Post by FlyingKiwi on Oct 31, 2012 20:14:39 GMT 12
Best of luck, I've said before on this forum but I think the Cropmaster is an awesome looking aeroplane - much nicer looking than pretty much every other ag aircraft (although I do have a soft-spot for the dreaded Fletcher I must admit) and I agree it has a real warbird look to it. CPW looks fantastic and it would be great to have a few more in the skies.
Well the tube frame is nearly ready for pick up 54 hrs welding and counting!
Just a bit of history which perhaps explains my interest in this aircraft.
My father was chief pilot for Southern Aviation and in this role flew 4 of the 6 Cropmasters imported to NZ. CLW 573.6 hrs COE 29.6 CPW 1712.7 CTX 1598 A total of almost 3914 hrs aboard Cropmaster aircraft! I on the other hand have never flown one. 20 years ago as a young CPL and no tail wheel rating I got to sit in CPW and dream... This year, I again got to sit in CPW and dream... This is no good. Planes and pilots are ment to fly and God darn it, CTX and I WILL fly.....
Awesome job Craig! Now you have the fuse frame repaired, might I suggest you have her primed and top-coated asap. Priming for obvious reasons, but I have heard several stories of the top coat going on at a later date and there being adhesion issues with even using the same 2k paint brands etc. Just my 2c worth.
Awesome mate! It looks like I can help you with some bits as well...stay tuned
Last Edit: Nov 23, 2012 6:12:01 GMT 12 by agalbraith
Hi Anthony The frame was primed after blasting about 4 months ago and it has taken the intervening time for them to get around to repairing the tube. I think the whole thing now needs a light re blasting good clean off then painting ASAP. Prior to this we will inject either fish oil or linseed oil into tubes run out the excess and seal. The engineer wants to powder coat but I wonder if a thicker coat of more conventional 2 pack may be more robust and easier to touch up scratches etc which will no doubt occur before final assembly. What are your thoughts. PS the Venturi arrived today thank you.

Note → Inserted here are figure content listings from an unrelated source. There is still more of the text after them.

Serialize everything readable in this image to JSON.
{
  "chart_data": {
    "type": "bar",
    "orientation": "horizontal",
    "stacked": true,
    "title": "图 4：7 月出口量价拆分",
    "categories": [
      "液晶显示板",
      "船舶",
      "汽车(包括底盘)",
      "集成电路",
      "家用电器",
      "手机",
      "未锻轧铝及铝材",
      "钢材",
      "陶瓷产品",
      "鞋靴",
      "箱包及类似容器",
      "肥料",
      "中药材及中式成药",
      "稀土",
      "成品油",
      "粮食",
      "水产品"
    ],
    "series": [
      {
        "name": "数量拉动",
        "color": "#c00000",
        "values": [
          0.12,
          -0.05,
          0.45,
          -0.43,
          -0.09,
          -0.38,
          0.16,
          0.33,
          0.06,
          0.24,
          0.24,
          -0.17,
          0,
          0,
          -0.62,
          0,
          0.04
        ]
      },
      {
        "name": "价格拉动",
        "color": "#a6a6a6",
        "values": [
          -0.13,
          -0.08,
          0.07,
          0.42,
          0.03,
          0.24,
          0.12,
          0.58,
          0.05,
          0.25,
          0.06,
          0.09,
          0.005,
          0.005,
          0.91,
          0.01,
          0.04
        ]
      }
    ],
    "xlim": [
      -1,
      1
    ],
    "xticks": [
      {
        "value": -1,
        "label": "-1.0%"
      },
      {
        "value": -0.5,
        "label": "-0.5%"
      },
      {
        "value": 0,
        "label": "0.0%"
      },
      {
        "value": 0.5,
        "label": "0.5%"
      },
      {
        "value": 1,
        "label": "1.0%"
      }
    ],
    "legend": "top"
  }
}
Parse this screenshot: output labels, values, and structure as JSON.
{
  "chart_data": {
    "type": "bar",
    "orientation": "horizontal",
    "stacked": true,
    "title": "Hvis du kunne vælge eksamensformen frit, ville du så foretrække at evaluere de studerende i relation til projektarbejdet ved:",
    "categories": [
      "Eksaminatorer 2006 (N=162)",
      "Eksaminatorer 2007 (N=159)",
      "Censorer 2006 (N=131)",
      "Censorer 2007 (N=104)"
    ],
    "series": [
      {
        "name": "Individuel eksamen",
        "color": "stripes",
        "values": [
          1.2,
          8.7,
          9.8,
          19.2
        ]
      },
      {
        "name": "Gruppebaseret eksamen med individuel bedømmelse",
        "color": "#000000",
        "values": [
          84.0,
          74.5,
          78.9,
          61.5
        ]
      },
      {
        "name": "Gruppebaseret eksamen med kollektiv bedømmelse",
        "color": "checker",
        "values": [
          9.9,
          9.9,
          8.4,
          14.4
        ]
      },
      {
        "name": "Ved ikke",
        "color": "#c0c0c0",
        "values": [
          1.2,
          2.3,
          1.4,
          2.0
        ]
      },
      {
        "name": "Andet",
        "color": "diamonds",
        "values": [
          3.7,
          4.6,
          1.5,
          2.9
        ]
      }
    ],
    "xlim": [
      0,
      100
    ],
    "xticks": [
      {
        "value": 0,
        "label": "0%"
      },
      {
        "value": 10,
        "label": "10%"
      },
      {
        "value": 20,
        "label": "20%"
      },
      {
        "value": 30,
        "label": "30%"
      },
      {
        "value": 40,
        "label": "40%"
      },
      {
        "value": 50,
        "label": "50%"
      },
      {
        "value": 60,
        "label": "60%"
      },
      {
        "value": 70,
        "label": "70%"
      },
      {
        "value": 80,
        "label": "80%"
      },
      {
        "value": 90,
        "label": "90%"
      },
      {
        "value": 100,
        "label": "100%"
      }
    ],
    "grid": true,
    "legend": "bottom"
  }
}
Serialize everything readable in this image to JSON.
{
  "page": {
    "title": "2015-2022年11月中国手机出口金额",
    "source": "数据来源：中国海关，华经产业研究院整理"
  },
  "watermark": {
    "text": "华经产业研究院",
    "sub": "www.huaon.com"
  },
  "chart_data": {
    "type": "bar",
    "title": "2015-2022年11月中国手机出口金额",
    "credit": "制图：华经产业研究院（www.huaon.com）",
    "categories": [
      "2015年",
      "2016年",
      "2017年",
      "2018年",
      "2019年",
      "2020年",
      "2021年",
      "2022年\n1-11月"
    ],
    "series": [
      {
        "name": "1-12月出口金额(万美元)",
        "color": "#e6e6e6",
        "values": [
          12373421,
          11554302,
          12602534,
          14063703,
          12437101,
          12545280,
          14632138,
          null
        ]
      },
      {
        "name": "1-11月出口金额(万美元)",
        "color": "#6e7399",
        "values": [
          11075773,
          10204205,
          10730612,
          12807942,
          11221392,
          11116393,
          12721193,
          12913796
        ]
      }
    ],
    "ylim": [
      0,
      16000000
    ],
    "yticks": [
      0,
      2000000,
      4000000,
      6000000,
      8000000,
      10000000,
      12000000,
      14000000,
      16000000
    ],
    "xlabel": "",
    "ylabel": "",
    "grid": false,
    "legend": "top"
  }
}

Post by agalbraith on Nov 23, 2012 10:28:34 GMT 12
Hi Craig, glad the venturi arrived.
I would recommend 2k paint over baked on. The reason I have mine done this way is for 2 reasons 1: Thats what JEM Aviation wanted to do and they are the rebuilders/engineers etc. and 2: I spoke to several people and was advised not to go down the powder coat option as it aparently has a tendancy to chip more than 2k and in some cases if it cracks at an intersection can trap moisture etc.
Good to hear you are protecting the tube interiors as well!